The front of the device is very simple, with only a Nintendo logo revealing it’s true nature as a gaming handheld.
The back of the device is the battery compartment which is shut tight with a screw. This is where the lithium-ion battery is housed which allows for up to 10 horus of gameplay with the front-light on, and 18 hours with the front-light off. Device info can also be found here on the sticker above the battery compartment. Finally, the game cartridge slot is located at the bottom of the device (or the top of the above image) and accepts classic GameBoy, GameBoy Color and GameBoy advance games. At the bottom two holes are located to attach safety loops to, to prevent dropping the device.
The right side of the console has a power switch which is lowered, so that it does not interfere with playing.
The left side of the device has a lowered volume slider.

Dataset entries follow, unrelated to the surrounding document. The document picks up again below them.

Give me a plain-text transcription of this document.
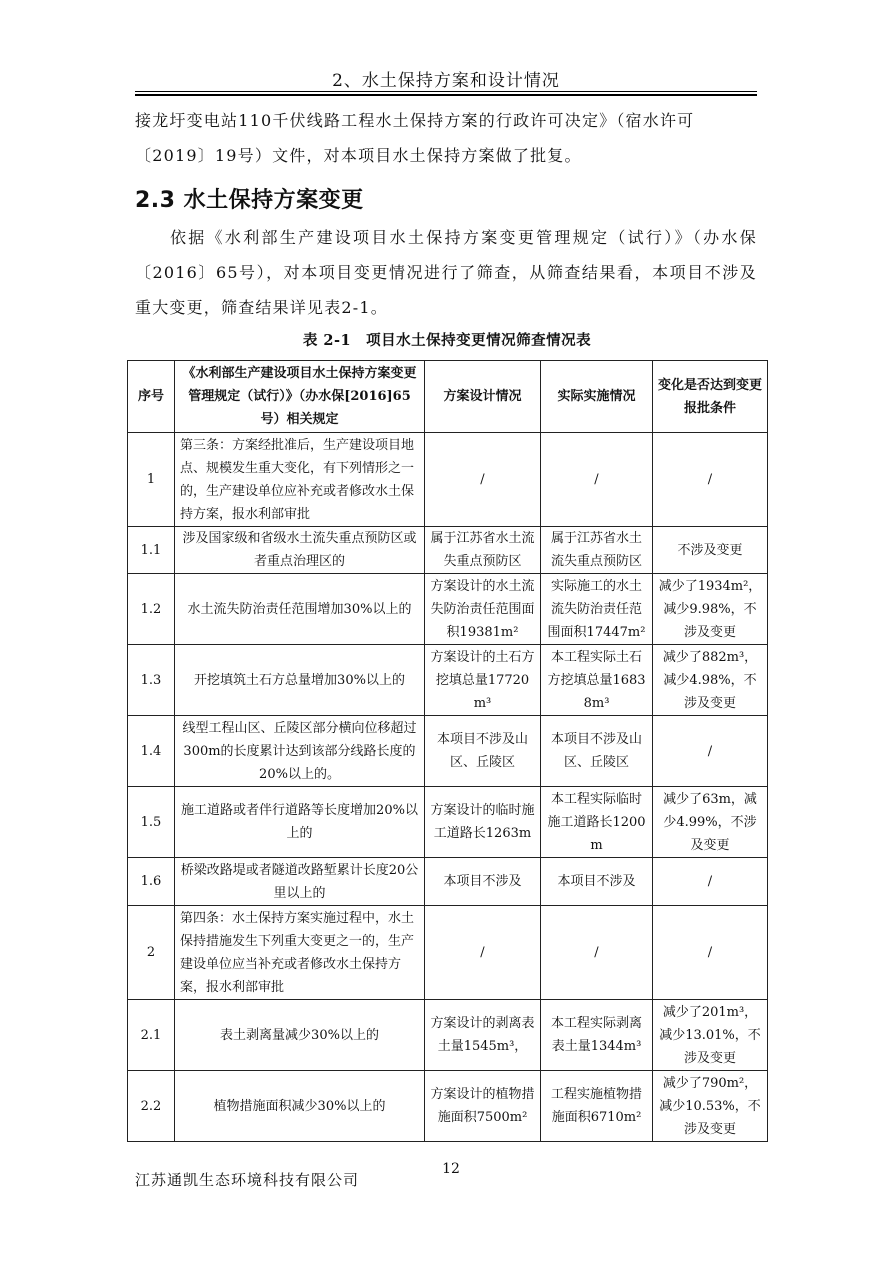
2、水土保持方案和设计情况

接龙圩变电站110千伏线路工程水土保持方案的行政许可决定》（宿水许可

〔2019〕19号）文件，对本项目水土保持方案做了批复。

2.3 水土保持方案变更

依据《水利部生产建设项目水土保持方案变更管理规定（试行）》（办水保〔2016〕65号），对本项目变更情况进行了筛查，从筛查结果看，本项目不涉及重大变更，筛查结果详见表2-1。

表 2-1　项目水土保持变更情况筛查情况表
序号	《水利部生产建设项目水土保持方案变更管理规定（试行）》（办水保[2016]65号）相关规定	方案设计情况	实际实施情况	变化是否达到变更报批条件
1	第三条：方案经批准后，生产建设项目地点、规模发生重大变化，有下列情形之一的，生产建设单位应补充或者修改水土保持方案，报水利部审批	/	/	/
1.1	涉及国家级和省级水土流失重点预防区或者重点治理区的	属于江苏省水土流失重点预防区	属于江苏省水土流失重点预防区	不涉及变更
1.2	水土流失防治责任范围增加30%以上的	方案设计的水土流失防治责任范围面积19381m²	实际施工的水土流失防治责任范围面积17447m²	减少了1934m²，减少9.98%，不涉及变更
1.3	开挖填筑土石方总量增加30%以上的	方案设计的土石方挖填总量17720m³	本工程实际土石方挖填总量16838m³	减少了882m³，减少4.98%，不涉及变更
1.4	线型工程山区、丘陵区部分横向位移超过300m的长度累计达到该部分线路长度的20%以上的。	本项目不涉及山区、丘陵区	本项目不涉及山区、丘陵区	/
1.5	施工道路或者伴行道路等长度增加20%以上的	方案设计的临时施工道路长1263m	本工程实际临时施工道路长1200m	减少了63m，减少4.99%，不涉及变更
1.6	桥梁改路堤或者隧道改路堑累计长度20公里以上的	本项目不涉及	本项目不涉及	/
2	第四条：水土保持方案实施过程中，水土保持措施发生下列重大变更之一的，生产建设单位应当补充或者修改水土保持方案，报水利部审批	/	/	/
2.1	表土剥离量减少30%以上的	方案设计的剥离表土量1545m³，	本工程实际剥离表土量1344m³	减少了201m³，减少13.01%，不涉及变更
2.2	植物措施面积减少30%以上的	方案设计的植物措施面积7500m²	工程实施植物措施面积6710m²	减少了790m²，减少10.53%，不涉及变更
12
江苏通凯生态环境科技有限公司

The top of the handheld device is where the shoudler buttons are located. It also includes an EXT. port, which is slightly different to the one which can be found on the GameBoy Color and GameBoy Pocket models. On both sides of the EXT. port are two small empty rooms, which allow for devices to be connected and hooked to the device. One such device is a wireless dongles, as were bundled with Pokémon FireRed and Pokémon LeadGreen, that allowed for the communication between two GameBoy Advance devices. A second device which made use of the hooks was the GameBoy Advance to GameCube connection cable, which allowed for communication between the device and the Nintendo GameCube gaming console. These two rooms are also connected to the safety loop openings on the back of the device. Finally, the top is also where the charging port of the device is located, which simultaneously acts as a connector for headphones.
On the GameBoy Advance SP the bottom of the device is where the game slot is housed. It is here where classic GameBoy, GameBoy Colo and GameBoy Advance games can be inserted.